Foi aí que percebeu a luz.
Era apenas um ponto brilhante no fundo do lago, mas não poderia ser raio de Sol, já que este não estava presente. Mariana levantou e aproximou-se da beira do lago, enxugando as lágrimas com o dorso de sua mão pequena.
Então ouviu uma voz.
“Mariana?”
A menina deu um passo para trás, assustada.
“Você está me ouvindo?”
Ela deu mais dois passos e caiu sentada.
“Não se assuste, menina”
— Quem está aí? — Gritou com a voz trêmula. — É a senhora, mamãe?
“Não sou sua mãe, Mariana”.
Ela não pôde evitar a decepção. Apesar do medo, teve esperanças de que pudesse falar com a mãe novamente.
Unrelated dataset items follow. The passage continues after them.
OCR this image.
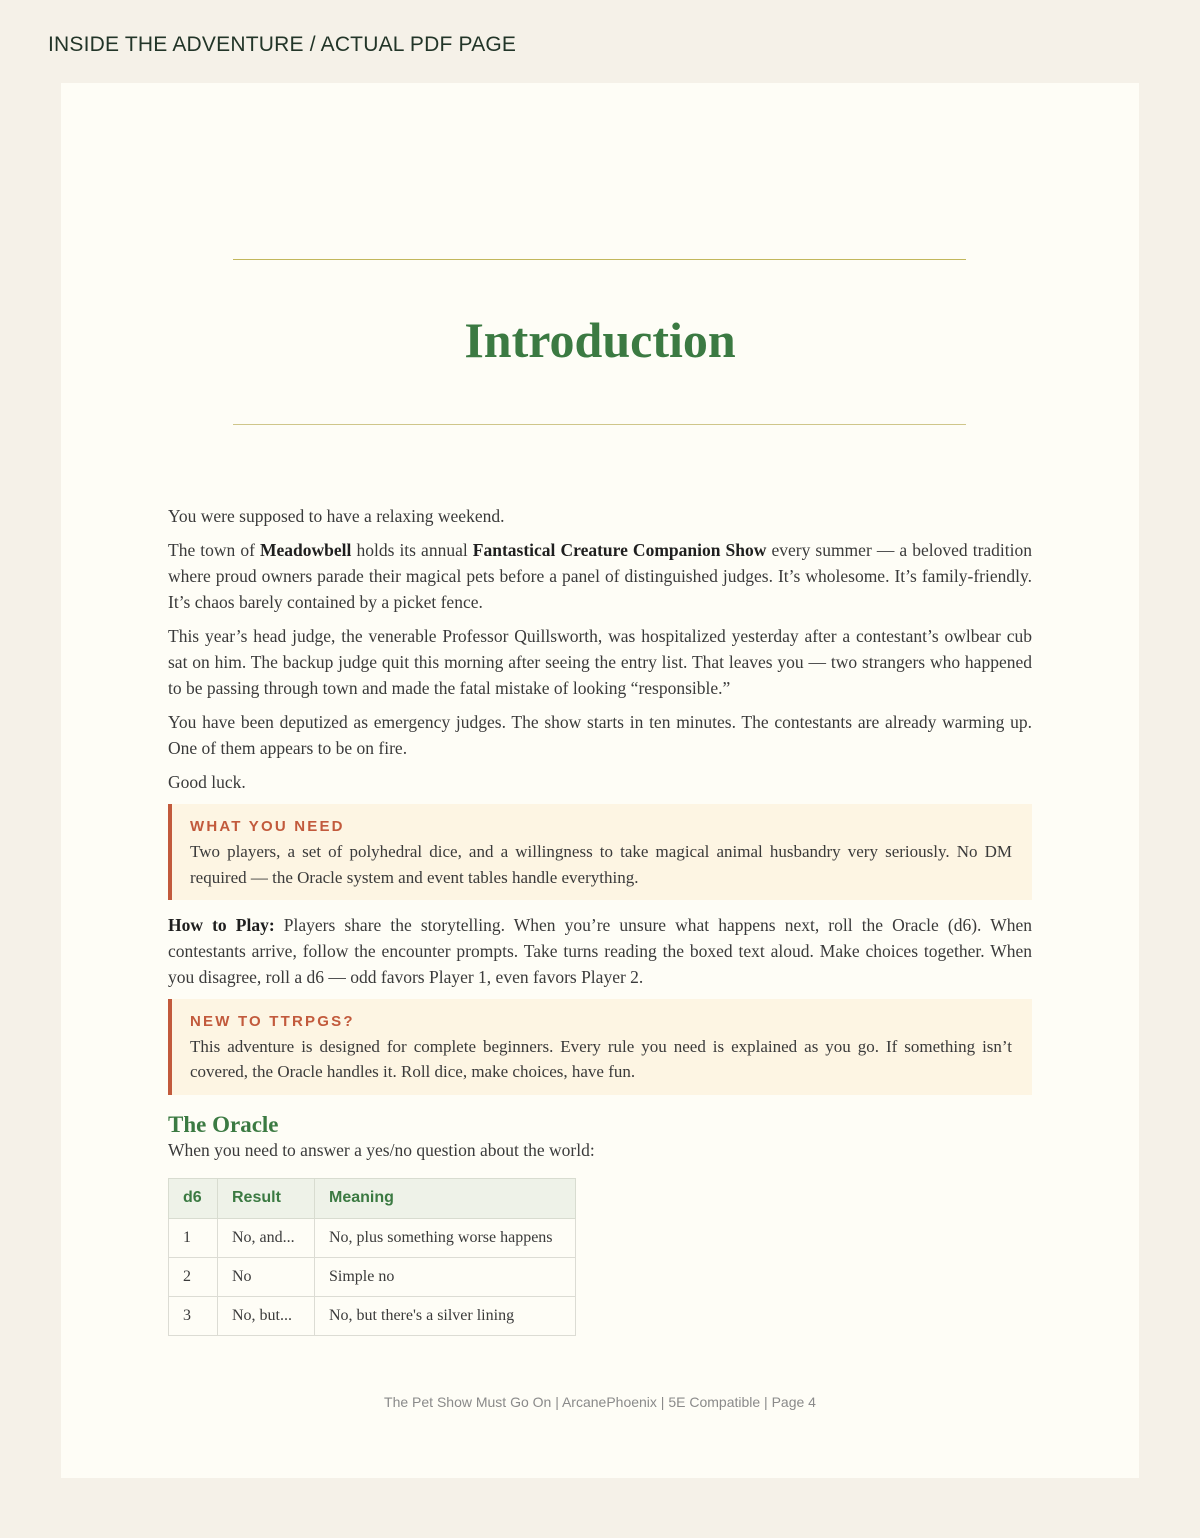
INSIDE THE ADVENTURE / ACTUAL PDF PAGE
Introduction

You were supposed to have a relaxing weekend.

The town of Meadowbell holds its annual Fantastical Creature Companion Show every summer — a beloved tradition where proud owners parade their magical pets before a panel of distinguished judges. It’s wholesome. It’s family-friendly. It’s chaos barely contained by a picket fence.

This year’s head judge, the venerable Professor Quillsworth, was hospitalized yesterday after a contestant’s owlbear cub sat on him. The backup judge quit this morning after seeing the entry list. That leaves you — two strangers who happened to be passing through town and made the fatal mistake of looking “responsible.”

You have been deputized as emergency judges. The show starts in ten minutes. The contestants are already warming up. One of them appears to be on fire.

Good luck.

WHAT YOU NEED

Two players, a set of polyhedral dice, and a willingness to take magical animal husbandry very seriously. No DM required — the Oracle system and event tables handle everything.

How to Play: Players share the storytelling. When you’re unsure what happens next, roll the Oracle (d6). When contestants arrive, follow the encounter prompts. Take turns reading the boxed text aloud. Make choices together. When you disagree, roll a d6 — odd favors Player 1, even favors Player 2.

NEW TO TTRPGS?

This adventure is designed for complete beginners. Every rule you need is explained as you go. If something isn’t covered, the Oracle handles it. Roll dice, make choices, have fun.

The Oracle

When you need to answer a yes/no question about the world:

d6	Result	Meaning
1	No, and...	No, plus something worse happens
2	No	Simple no
3	No, but...	No, but there's a silver lining
The Pet Show Must Go On | ArcanePhoenix | 5E Compatible | Page 4
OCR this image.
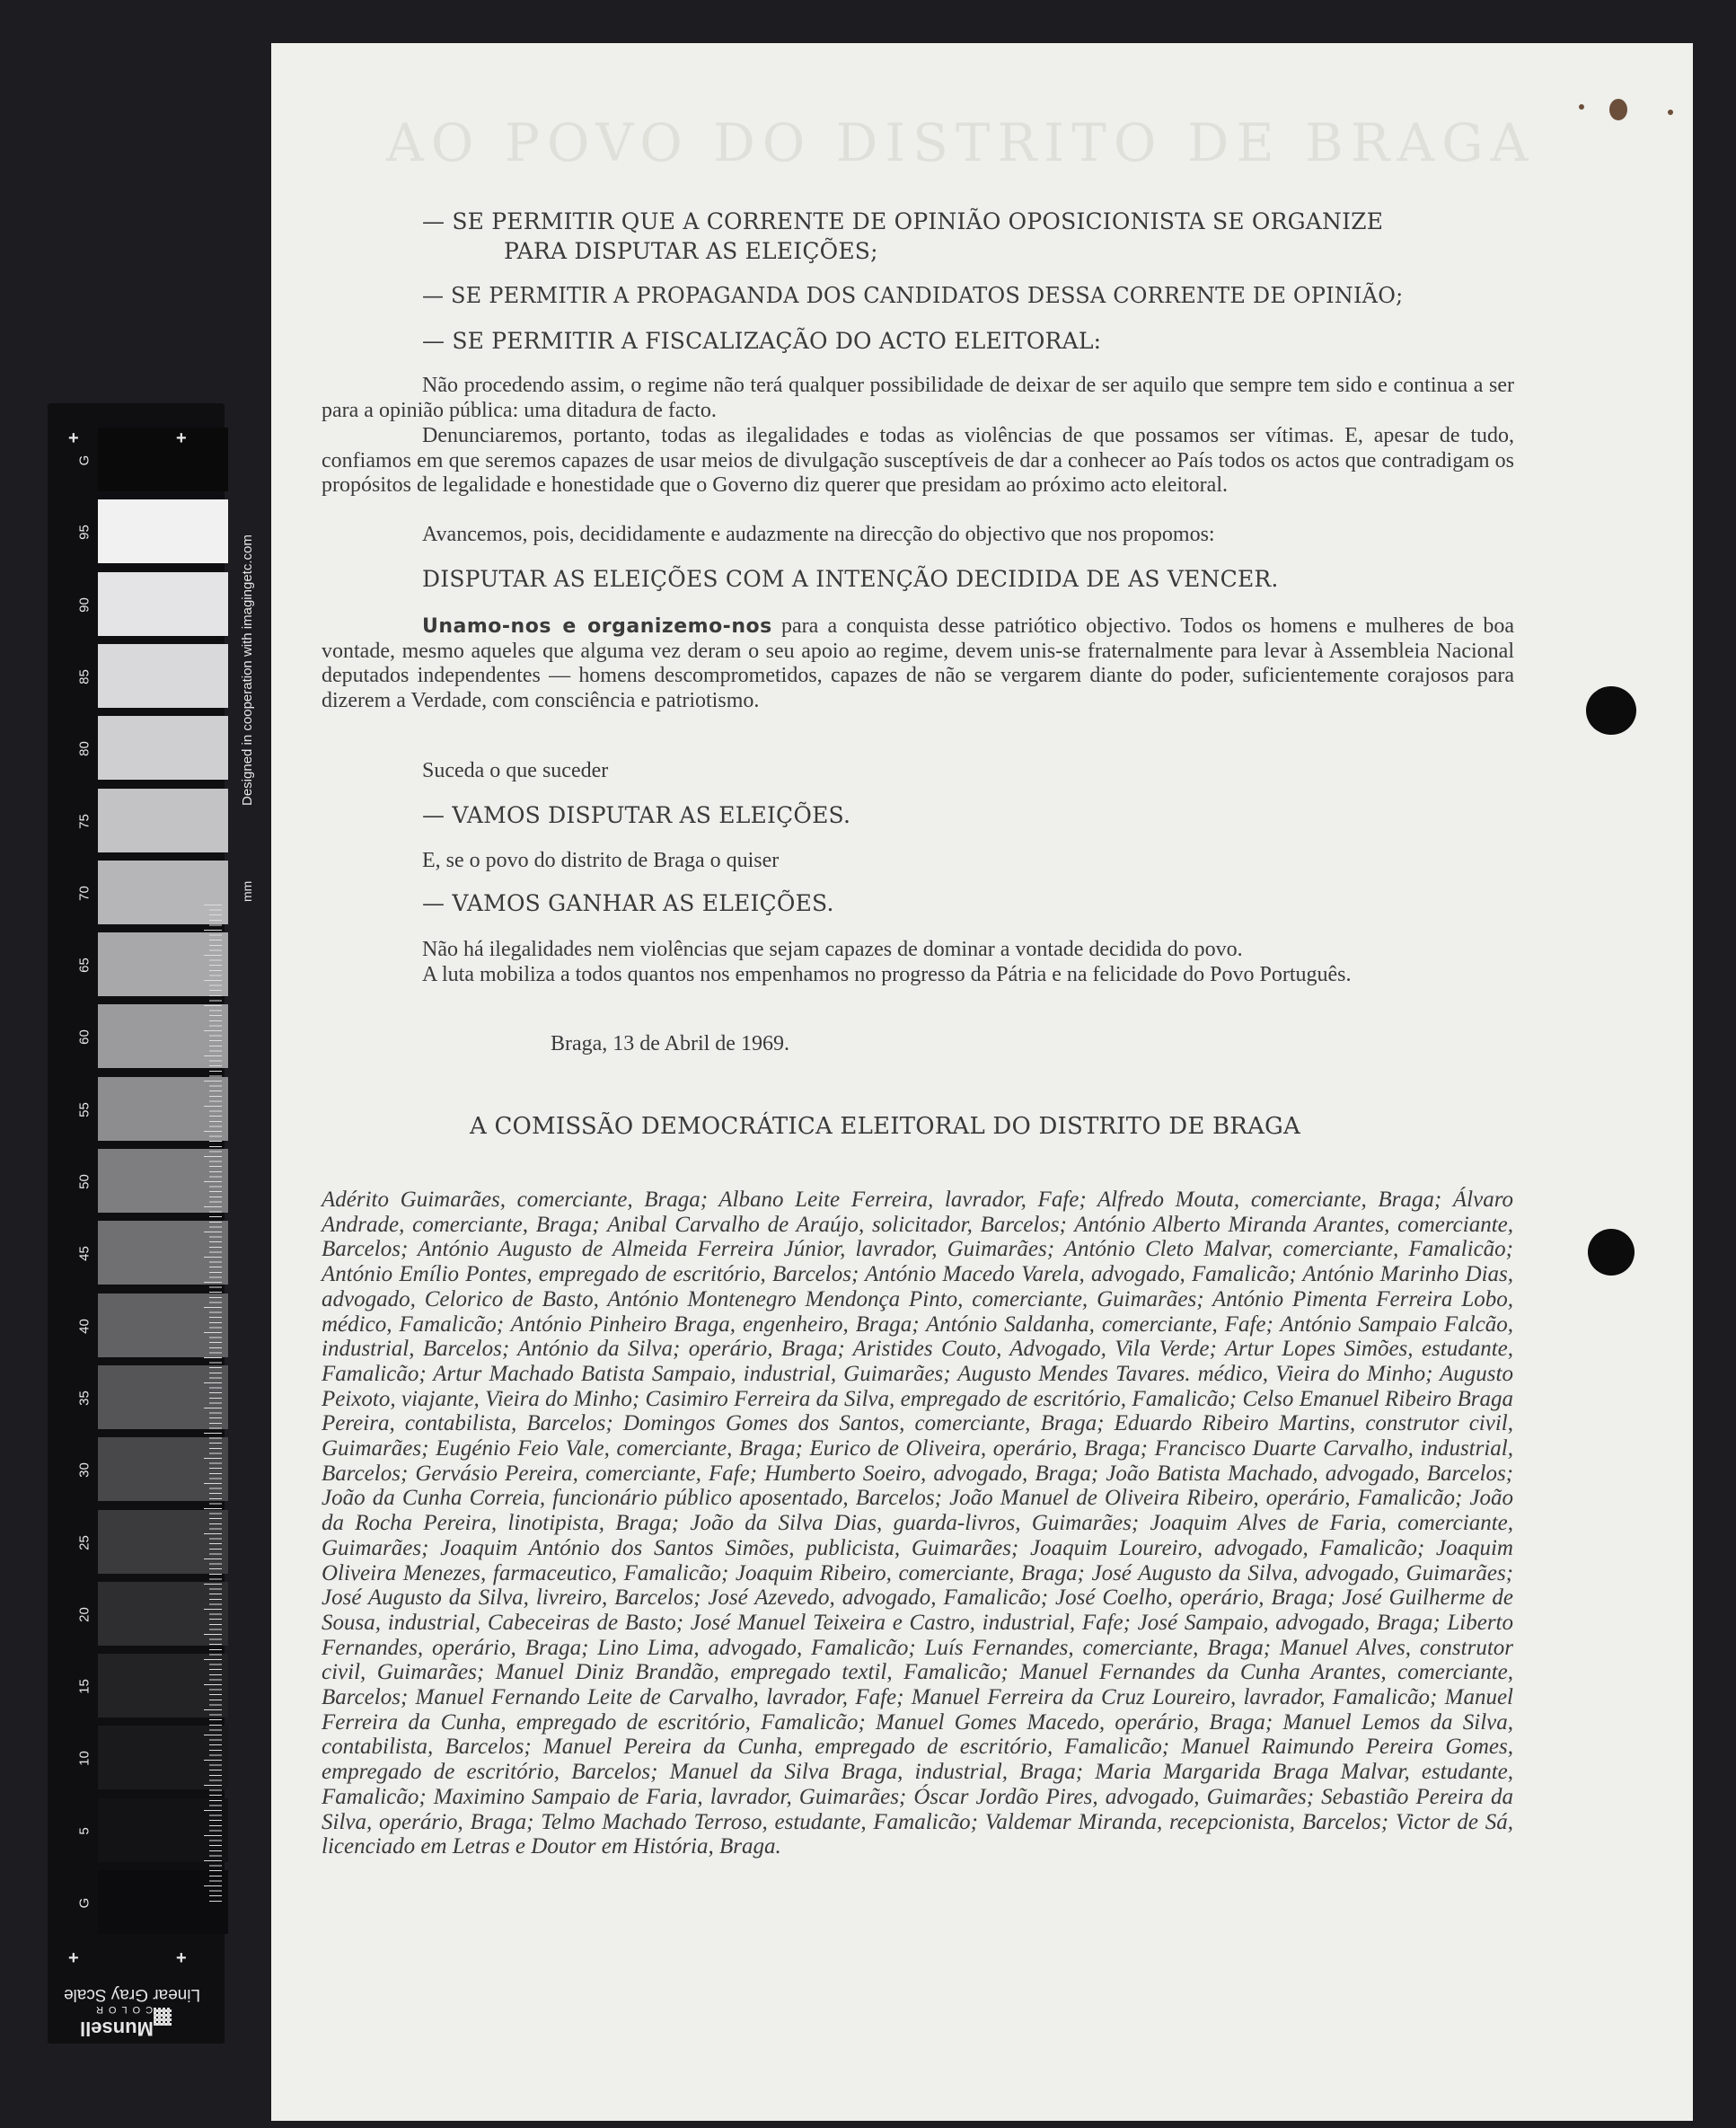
G
95
90
85
80
75
70
65
60
55
50
45
40
35
30
25
20
15
10
5
G
+	+
+	+
Designed in cooperation with imagingetc.com
mm
Linear Gray Scale
COLOR
Munsell
AO POVO DO DISTRITO DE BRAGA
— SE PERMITIR QUE A CORRENTE DE OPINIÃO OPOSICIONISTA SE ORGANIZE
PARA DISPUTAR AS ELEIÇÕES;
— SE PERMITIR A PROPAGANDA DOS CANDIDATOS DESSA CORRENTE DE OPINIÃO;
— SE PERMITIR A FISCALIZAÇÃO DO ACTO ELEITORAL:
Não procedendo assim, o regime não terá qualquer possibilidade de deixar de ser aquilo que sempre tem sido e continua a ser para a opinião pública: uma ditadura de facto.
Denunciaremos, portanto, todas as ilegalidades e todas as violências de que possamos ser vítimas. E, apesar de tudo, confiamos em que seremos capazes de usar meios de divulgação susceptíveis de dar a conhecer ao País todos os actos que contradigam os propósitos de legalidade e honestidade que o Governo diz querer que presidam ao próximo acto eleitoral.
Avancemos, pois, decididamente e audazmente na direcção do objectivo que nos propomos:
DISPUTAR AS ELEIÇÕES COM A INTENÇÃO DECIDIDA DE AS VENCER.
Unamo-nos e organizemo-nos para a conquista desse patriótico objectivo. Todos os homens e mulheres de boa vontade, mesmo aqueles que alguma vez deram o seu apoio ao regime, devem unis-se fraternalmente para levar à Assembleia Nacional deputados independentes — homens descomprometidos, capazes de não se vergarem diante do poder, suficientemente corajosos para dizerem a Verdade, com consciência e patriotismo.
Suceda o que suceder
— VAMOS DISPUTAR AS ELEIÇÕES.
E, se o povo do distrito de Braga o quiser
— VAMOS GANHAR AS ELEIÇÕES.
Não há ilegalidades nem violências que sejam capazes de dominar a vontade decidida do povo.
A luta mobiliza a todos quantos nos empenhamos no progresso da Pátria e na felicidade do Povo Português.
Braga, 13 de Abril de 1969.
A COMISSÃO DEMOCRÁTICA ELEITORAL DO DISTRITO DE BRAGA
Adérito Guimarães, comerciante, Braga; Albano Leite Ferreira, lavrador, Fafe; Alfredo Mouta, comerciante, Braga; Álvaro Andrade, comerciante, Braga; Anibal Carvalho de Araújo, solicitador, Barcelos; António Alberto Miranda Arantes, comerciante, Barcelos; António Augusto de Almeida Ferreira Júnior, lavrador, Guimarães; António Cleto Malvar, comerciante, Famalicão; António Emílio Pontes, empregado de escritório, Barcelos; António Macedo Varela, advogado, Famalicão; António Marinho Dias, advogado, Celorico de Basto, António Montenegro Mendonça Pinto, comerciante, Guimarães; António Pimenta Ferreira Lobo, médico, Famalicão; António Pinheiro Braga, engenheiro, Braga; António Saldanha, comerciante, Fafe; António Sampaio Falcão, industrial, Barcelos; António da Silva; operário, Braga; Aristides Couto, Advogado, Vila Verde; Artur Lopes Simões, estudante, Famalicão; Artur Machado Batista Sampaio, industrial, Guimarães; Augusto Mendes Tavares. médico, Vieira do Minho; Augusto Peixoto, viajante, Vieira do Minho; Casimiro Ferreira da Silva, empregado de escritório, Famalicão; Celso Emanuel Ribeiro Braga Pereira, contabilista, Barcelos; Domingos Gomes dos Santos, comerciante, Braga; Eduardo Ribeiro Martins, construtor civil, Guimarães; Eugénio Feio Vale, comerciante, Braga; Eurico de Oliveira, operário, Braga; Francisco Duarte Carvalho, industrial, Barcelos; Gervásio Pereira, comerciante, Fafe; Humberto Soeiro, advogado, Braga; João Batista Machado, advogado, Barcelos; João da Cunha Correia, funcionário público aposentado, Barcelos; João Manuel de Oliveira Ribeiro, operário, Famalicão; João da Rocha Pereira, linotipista, Braga; João da Silva Dias, guarda-livros, Guimarães; Joaquim Alves de Faria, comerciante, Guimarães; Joaquim António dos Santos Simões, publicista, Guimarães; Joaquim Loureiro, advogado, Famalicão; Joaquim Oliveira Menezes, farmaceutico, Famalicão; Joaquim Ribeiro, comerciante, Braga; José Augusto da Silva, advogado, Guimarães; José Augusto da Silva, livreiro, Barcelos; José Azevedo, advogado, Famalicão; José Coelho, operário, Braga; José Guilherme de Sousa, industrial, Cabeceiras de Basto; José Manuel Teixeira e Castro, industrial, Fafe; José Sampaio, advogado, Braga; Liberto Fernandes, operário, Braga; Lino Lima, advogado, Famalicão; Luís Fernandes, comerciante, Braga; Manuel Alves, construtor civil, Guimarães; Manuel Diniz Brandão, empregado textil, Famalicão; Manuel Fernandes da Cunha Arantes, comerciante, Barcelos; Manuel Fernando Leite de Carvalho, lavrador, Fafe; Manuel Ferreira da Cruz Loureiro, lavrador, Famalicão; Manuel Ferreira da Cunha, empregado de escritório, Famalicão; Manuel Gomes Macedo, operário, Braga; Manuel Lemos da Silva, contabilista, Barcelos; Manuel Pereira da Cunha, empregado de escritório, Famalicão; Manuel Raimundo Pereira Gomes, empregado de escritório, Barcelos; Manuel da Silva Braga, industrial, Braga; Maria Margarida Braga Malvar, estudante, Famalicão; Maximino Sampaio de Faria, lavrador, Guimarães; Óscar Jordão Pires, advogado, Guimarães; Sebastião Pereira da Silva, operário, Braga; Telmo Machado Terroso, estudante, Famalicão; Valdemar Miranda, recepcionista, Barcelos; Victor de Sá, licenciado em Letras e Doutor em História, Braga.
“Eu quero o seu bem. Vim para ajudá-la”.
A menina levantou-se. Estava indecisa, não sabia se corria ou esperava.
— O que você quer?
“Já disse. Sei que está sofrendo e não tem nada de errado em chorar. Coloque suas emoções para fora!”
— Não posso! — Mariana já não sentia medo, sentou-se de volta à beira do lago. — Toda vez que fico triste, papai chora.
“É porque ele também está triste, querida. Você perdeu sua mãe, ele perdeu a mulher que amava”.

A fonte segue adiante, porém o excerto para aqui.